His disappointment also stems from the fact that President Ouattara made a pledge during his 2010 electoral campaign to ensure a transparent conclusion to the Trafigura court saga. “It’s a commitment that has been largely unattended,” Koffi adds.

From his perspective, a double act of economic injustice has been perpetrated: first, to Côte d’Ivoire, a country with poor safety regulations and a GDP less than the annual profits of the oil trading multinational which poisoned its land; and secondly, to the thousands of vulnerable Ivorians who have been denied even the meagre compensation owed to them.

 
Better in than out

But not everybody is against the deal. “Puma Energy has never been forbidden to keep working in Côte d’Ivoire. It has been paying taxes and duties since the toxic waste affair.

Why wait for this project [the Petroci/Puma deal] to dig out the past and argue that Puma Energy should be disqualified?” argues Alice Ouedraogo, an Ivorian-Burkinabe journalist with Afrikipresse.fr who specialises in Ivorian politics.

“Puma Energy neither has any interest in finding an agreement with Abidjan, nor in paying compensation to victims unless it can keep running its business in Côte d’Ivoire. Isn’t keeping Puma Energy’s interests in Côte d’Ivoire the best way to compensate the victims, along with depolluting the contaminated sites?” she asks.

For Lucy Graham, a legal advisor for Amnesty International’s business and human rights team, it is true that there is no legal barrier to stop Trafigura and Puma Energy from doing business. The issue is one of ethics. “Trafigura managed to get away from its responsibilities in a fashion that would have not been possible had the accident happened in Europe,” she tells Equal Times. “Business has been prioritised over human rights since 2006.”

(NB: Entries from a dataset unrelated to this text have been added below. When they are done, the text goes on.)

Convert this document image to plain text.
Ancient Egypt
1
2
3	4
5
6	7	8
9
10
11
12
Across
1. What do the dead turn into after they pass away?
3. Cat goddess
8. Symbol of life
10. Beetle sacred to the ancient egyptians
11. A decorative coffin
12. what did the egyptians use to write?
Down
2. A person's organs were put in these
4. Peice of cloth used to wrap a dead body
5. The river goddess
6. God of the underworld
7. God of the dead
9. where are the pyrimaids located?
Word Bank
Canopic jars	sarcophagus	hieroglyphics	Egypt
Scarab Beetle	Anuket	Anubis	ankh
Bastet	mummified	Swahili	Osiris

As the legal battle for compensation continues, another major source of concern for Abidjan’s 1.9 million residents is the uncertainty about the genuine decontamination of the affected sites.

In 2012, the United Nations Environment Programme (UNEP) and the government of Côte d’Ivoire signed an agreement for a thorough, new assessment, since “in spite of the subsequent clean-ups of the sites, there is still significant and widespread concern within the local community about the persistent health and environmental impacts of the waste dumping.”

However, to date, no field assessment has been made.

Muralee Thummarukudy, a senior programme officer in UNEP’s Disaster Risk Reduction Unit tells Equal Times: “We have not started the work in earnest as we have been waiting for the payment for the assessment to arrive from the government of Côte d’Ivoire. The very latest news we have is that the first installment has been processed recently.”

Until that assessment has been made, Abidjan’s most vulnerable residents will continue grappling with the aftermath of a man-made environmental disaster that should have never been allowed to happen.